Soviet Union Table of Contents
An official in the party or government bureaucracy could not advance in the nomenklatura without the assistance of a patron. In return for this assistance in promoting his career, the client carried out the policies of the patron. Patron-client relations thus help to explain the ability of party leaders to generate support for their policies. The presence of patron-client relations between party officials and officials in other bureaucracies also helped to account for the control the party exercised over Soviet society. All of the 2 million members of the nomenklatura system understood that they held their positions as a result of a favor bestowed on them by a superior official in the party and that they could be replaced if they manifested disloyalty to their patron. Self-interest dictated that members of the nomenklatura submit to the control of their patrons in the party.
Clients sometimes could attempt to supplant their overlord. For example, Khrushchev, one of Lazar M. Kaganovich's former protégés, helped to oust the latter in 1957. Seven years later, Brezhnev, a client of Khrushchev, helped to remove his boss from power. The power of the general secretary was consolidated to the extent that he placed his clients in positions of power and influence (see General Secretary: Power and Authority , this ch.). The ideal for the general secretary, writes Soviet émigré observer Michael Voslensky, "is to be overlord of vassals selected by oneself."

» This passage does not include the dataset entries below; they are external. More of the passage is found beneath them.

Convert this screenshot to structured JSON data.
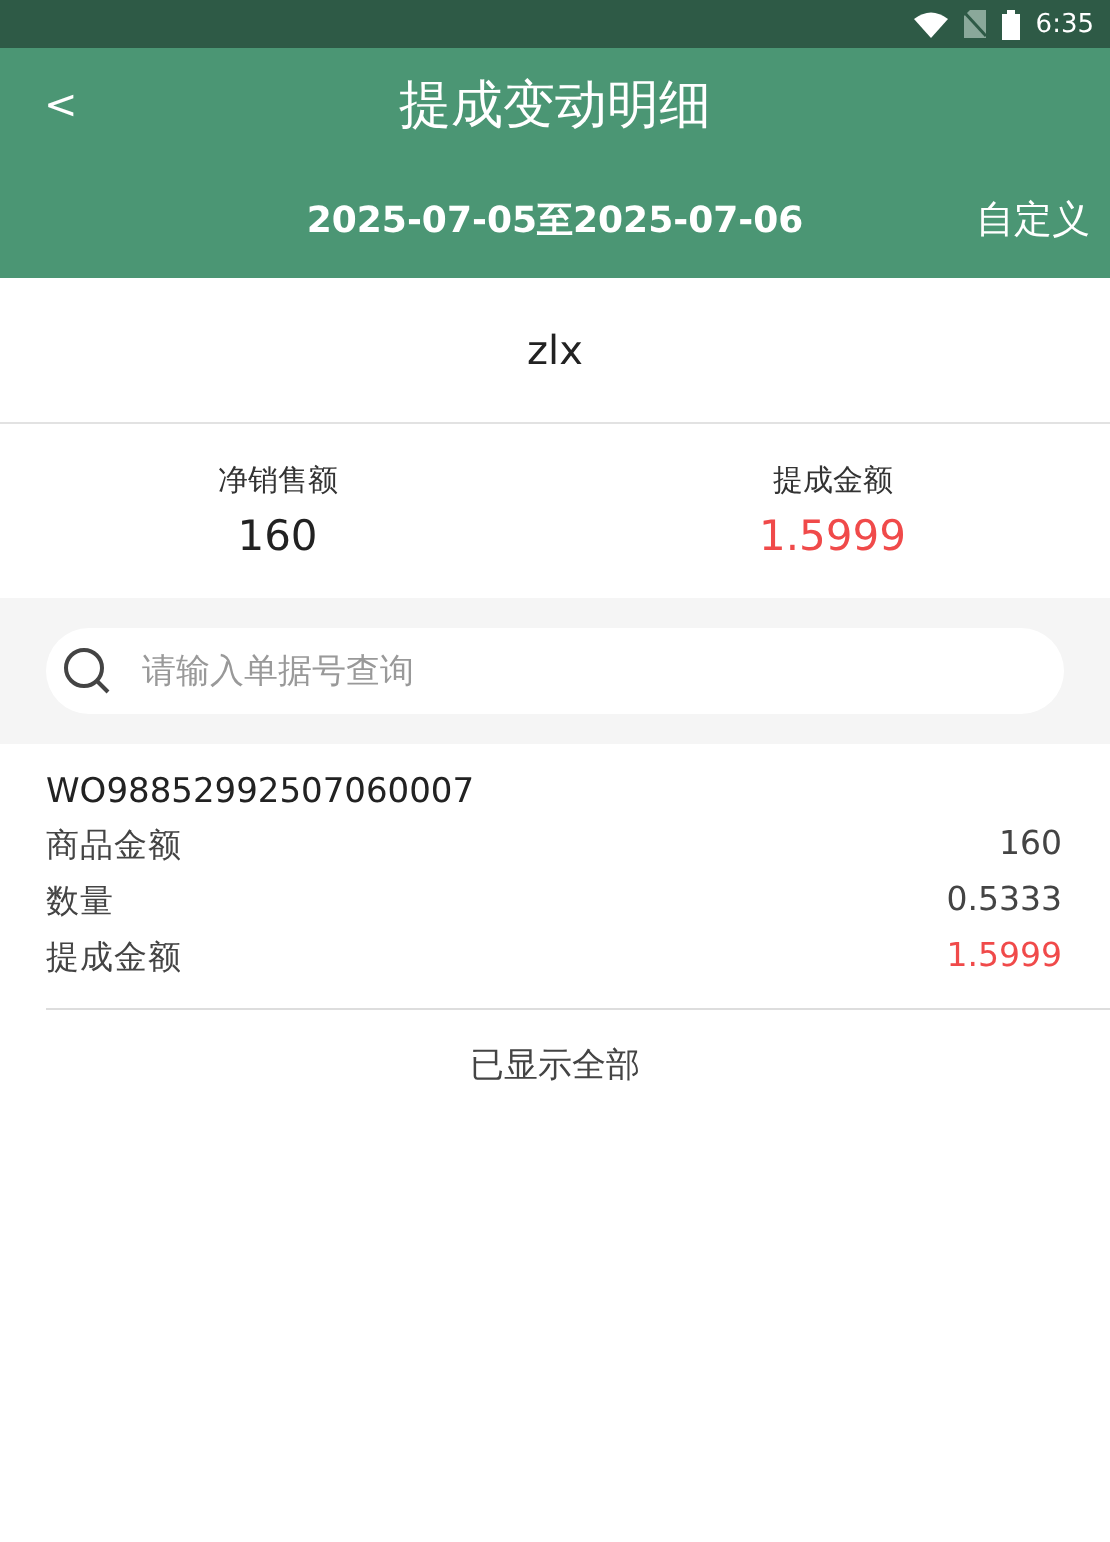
{
  "status_bar": {
    "time": "6:35"
  },
  "header": {
    "back": "<",
    "title": "提成变动明细",
    "date_range": "2025-07-05至2025-07-06",
    "custom_button": "自定义"
  },
  "person": "zlx",
  "summary": [
    {
      "label": "净销售额",
      "value": "160",
      "emphasis": false
    },
    {
      "label": "提成金额",
      "value": "1.5999",
      "emphasis": true
    }
  ],
  "search": {
    "placeholder": "请输入单据号查询"
  },
  "records": [
    {
      "number": "WO98852992507060007",
      "fields": [
        {
          "label": "商品金额",
          "value": "160",
          "emphasis": false
        },
        {
          "label": "数量",
          "value": "0.5333",
          "emphasis": false
        },
        {
          "label": "提成金额",
          "value": "1.5999",
          "emphasis": true
        }
      ]
    }
  ],
  "footer": "已显示全部"
}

Several factors explain the entrenchment of patron-client relations. First, in a centralized nondemocratic government system, promotion in the bureaucratic-political hierarchy was the only path to power. Second, the most important criterion for promotion in this hierarchy was not merit but approval from one's supervisors, who evaluated their subordinates on the basis of political criteria and their ability to contribute to the fulfillment of the economic plan. Third, political rivalries were present at all levels of the party and state bureaucracies but were especially prevalent at the top. Power and influence decided the outcomes of these struggles, and the number and positions of one's clients were critical components of that power and influence. Fourth, because fulfillment of the economic plan was decisive, systemic pressures led officials to conspire together and use their ties to achieve that goal.

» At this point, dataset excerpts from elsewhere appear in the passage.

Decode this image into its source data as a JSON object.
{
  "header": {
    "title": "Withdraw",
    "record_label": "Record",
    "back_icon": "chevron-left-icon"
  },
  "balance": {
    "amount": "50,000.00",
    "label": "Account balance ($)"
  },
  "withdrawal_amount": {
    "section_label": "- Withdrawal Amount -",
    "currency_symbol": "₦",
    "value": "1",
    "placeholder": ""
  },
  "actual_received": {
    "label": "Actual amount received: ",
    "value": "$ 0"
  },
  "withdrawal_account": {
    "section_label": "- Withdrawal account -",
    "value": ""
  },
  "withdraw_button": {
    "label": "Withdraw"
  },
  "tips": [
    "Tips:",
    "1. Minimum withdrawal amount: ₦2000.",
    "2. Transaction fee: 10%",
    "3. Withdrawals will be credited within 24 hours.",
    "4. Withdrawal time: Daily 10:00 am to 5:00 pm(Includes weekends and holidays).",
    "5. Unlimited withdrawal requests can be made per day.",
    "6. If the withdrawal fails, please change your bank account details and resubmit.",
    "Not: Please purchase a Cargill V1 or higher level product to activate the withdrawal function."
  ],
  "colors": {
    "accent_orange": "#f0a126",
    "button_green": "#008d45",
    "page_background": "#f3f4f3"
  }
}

The faction led by Brezhnev provides a good case study of patron-client relations in the Soviet system. Many members of the Brezhnev faction came from Dnepropetrovsk, where Brezhnev had served as first secretary of the provincial party organization. Andrei P. Kirilenko, a Politburo member and Central Committee secretary under Brezhnev, was first secretary of the regional committee of Dnepropetrovsk. Volodymyr Shcherbyts'kyy, named as first secretary of the Ukrainian apparatus under Brezhnev, succeeded Kirilenko in that position. Nikolai A. Tikhonov, appointed by Brezhnev as first deputy chairman of the Soviet Union's Council of Ministers, graduated from the Dnepropetrovsk College of Metallurgy and presided over the economic council of Dnepropetrovsk Oblast. Finally, Nikolai A. Shchelokov, minister of internal affairs under Brezhnev, was a former chairman of the Dnepropetrovsk soviet.
Patron-client relations had implications for policy making in the party and government bureaucracies. Promotion of trusted subordinates into influential positions facilitated policy formation and policy execution. A network of clients helped to ensure that a patron's policies could be carried out. In addition, patrons relied on their clients to provide an accurate flow of information on events throughout the country. This information assisted policymakers in ensuring that their programs were being implemented.